C’est qu’en effet Théophile Gautier, que l’on se plaisait à comparer à un Turc, à un Hindou, parce que l’on se méprenait à son indolence apparente qui cachait une rare acuité de rêverie, n’était ni Hindou, ni Turc ; il était bien plutôt Grec, Grec de la grande période, de cette époque dont la lumière n’est pas éteinte, car elle éclaire encore l’humanité.
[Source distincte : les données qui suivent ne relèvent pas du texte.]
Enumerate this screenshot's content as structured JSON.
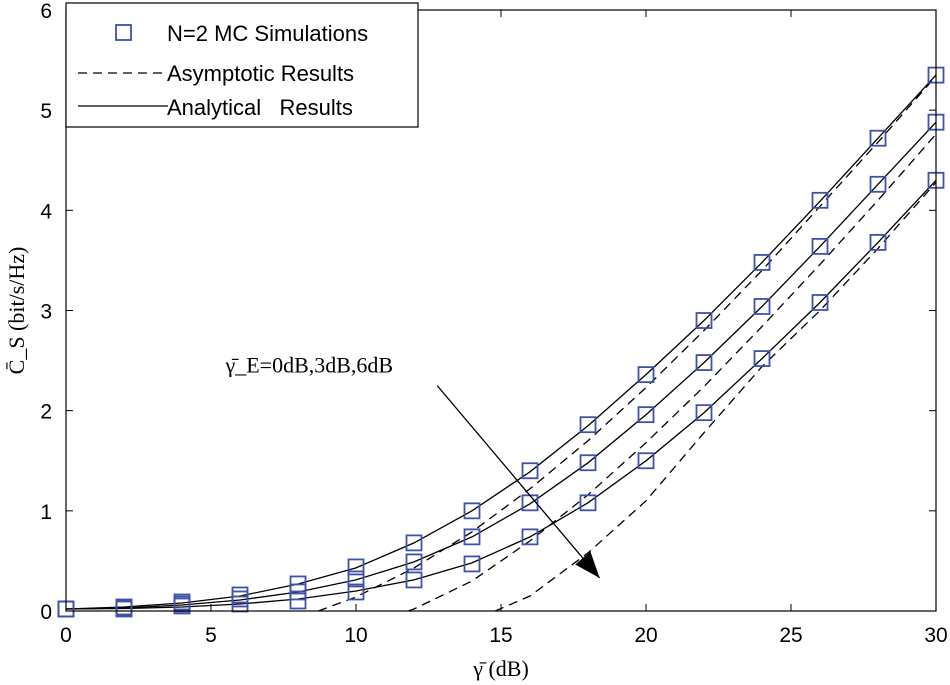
{
  "chart_data": {
    "type": "line",
    "xlabel": "γ̄ (dB)",
    "ylabel": "C̄_S (bit/s/Hz)",
    "xlim": [
      0,
      30
    ],
    "ylim": [
      0,
      6
    ],
    "xticks": [
      0,
      5,
      10,
      15,
      20,
      25,
      30
    ],
    "yticks": [
      0,
      1,
      2,
      3,
      4,
      5,
      6
    ],
    "grid": false,
    "legend_position": "top-left",
    "legend": [
      {
        "label": "N=2 MC Simulations",
        "style": "square-marker",
        "color": "#3f51a8"
      },
      {
        "label": "Asymptotic Results",
        "style": "dashed",
        "color": "#000000"
      },
      {
        "label": "Analytical   Results",
        "style": "solid",
        "color": "#000000"
      }
    ],
    "annotation": {
      "text": "γ̄_E=0dB,3dB,6dB"
    },
    "series": [
      {
        "name": "Analytical γE=0dB",
        "style": "solid",
        "x": [
          0,
          2,
          4,
          6,
          8,
          10,
          12,
          14,
          16,
          18,
          20,
          22,
          24,
          26,
          28,
          30
        ],
        "values": [
          0.02,
          0.04,
          0.08,
          0.15,
          0.27,
          0.43,
          0.68,
          1.0,
          1.39,
          1.85,
          2.36,
          2.9,
          3.48,
          4.09,
          4.72,
          5.35
        ]
      },
      {
        "name": "Analytical γE=3dB",
        "style": "solid",
        "x": [
          0,
          2,
          4,
          6,
          8,
          10,
          12,
          14,
          16,
          18,
          20,
          22,
          24,
          26,
          28,
          30
        ],
        "values": [
          0.02,
          0.03,
          0.06,
          0.11,
          0.19,
          0.31,
          0.49,
          0.74,
          1.07,
          1.48,
          1.96,
          2.48,
          3.04,
          3.64,
          4.26,
          4.88
        ]
      },
      {
        "name": "Analytical γE=6dB",
        "style": "solid",
        "x": [
          0,
          2,
          4,
          6,
          8,
          10,
          12,
          14,
          16,
          18,
          20,
          22,
          24,
          26,
          28,
          30
        ],
        "values": [
          0.02,
          0.025,
          0.04,
          0.07,
          0.12,
          0.2,
          0.31,
          0.48,
          0.74,
          1.08,
          1.5,
          1.98,
          2.52,
          3.08,
          3.68,
          4.3
        ]
      },
      {
        "name": "Asymptotic γE=0dB",
        "style": "dashed",
        "x": [
          8.7,
          10,
          12,
          14,
          16,
          18,
          20,
          22,
          24,
          26,
          28,
          30
        ],
        "values": [
          0.0,
          0.14,
          0.43,
          0.79,
          1.22,
          1.7,
          2.23,
          2.8,
          3.4,
          4.04,
          4.68,
          5.34
        ]
      },
      {
        "name": "Asymptotic γE=3dB",
        "style": "dashed",
        "x": [
          11.8,
          12,
          14,
          16,
          18,
          20,
          22,
          24,
          26,
          28,
          30
        ],
        "values": [
          0.0,
          0.02,
          0.3,
          0.7,
          1.16,
          1.68,
          2.24,
          2.84,
          3.46,
          4.1,
          4.76
        ]
      },
      {
        "name": "Asymptotic γE=6dB",
        "style": "dashed",
        "x": [
          14.8,
          16,
          18,
          20,
          22,
          24,
          26,
          28,
          30
        ],
        "values": [
          0.0,
          0.15,
          0.58,
          1.1,
          1.78,
          2.44,
          3.0,
          3.62,
          4.28
        ]
      },
      {
        "name": "N=2 MC Simulations γE=0dB",
        "style": "markers",
        "x": [
          0,
          2,
          4,
          6,
          8,
          10,
          12,
          14,
          16,
          18,
          20,
          22,
          24,
          26,
          28,
          30
        ],
        "values": [
          0.02,
          0.04,
          0.09,
          0.16,
          0.27,
          0.44,
          0.68,
          1.0,
          1.4,
          1.86,
          2.36,
          2.9,
          3.48,
          4.1,
          4.72,
          5.35
        ]
      },
      {
        "name": "N=2 MC Simulations γE=3dB",
        "style": "markers",
        "x": [
          0,
          2,
          4,
          6,
          8,
          10,
          12,
          14,
          16,
          18,
          20,
          22,
          24,
          26,
          28,
          30
        ],
        "values": [
          0.02,
          0.03,
          0.07,
          0.12,
          0.19,
          0.32,
          0.49,
          0.74,
          1.08,
          1.48,
          1.96,
          2.48,
          3.04,
          3.64,
          4.26,
          4.88
        ]
      },
      {
        "name": "N=2 MC Simulations γE=6dB",
        "style": "markers",
        "x": [
          0,
          2,
          4,
          6,
          8,
          10,
          12,
          14,
          16,
          18,
          20,
          22,
          24,
          26,
          28,
          30
        ],
        "values": [
          0.02,
          0.02,
          0.05,
          0.07,
          0.1,
          0.19,
          0.31,
          0.47,
          0.74,
          1.08,
          1.5,
          1.98,
          2.52,
          3.08,
          3.68,
          4.3
        ]
      }
    ]
  }
}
Depuis son voyage en Grèce, dans ses causeries intimes, Gautier, lorsqu’il était en humeur de croire à la transmigration des âmes, affirmait parfois avoir vécu à Athènes, au siècle de Périclès ; il racontait ses conversations avec Eschyle, avec Aristophane qui, disait-il, était triste comme tous les comiques ; il démontrait qu’Aspasie méritait peu sa réputation, et il se souvenait de s’être ennuyé au banquet qu’a immortalisé Platon. Il disait cela avec ce sourire à peine ébauché qui décelait parfois tant de sous-entendus. Était-ce un paradoxe ? Je n’en sais rien ; car son imagination était assez puissante pour lui faire illusion.

La vue du Parthénon lui révéla ce qu’il avait en vain cherché dans bien des pays et dans bien des manifestations de l’art : le beau abstrait. Il n’eut pas à se convertir : il reconnut son dieu, et l’adora.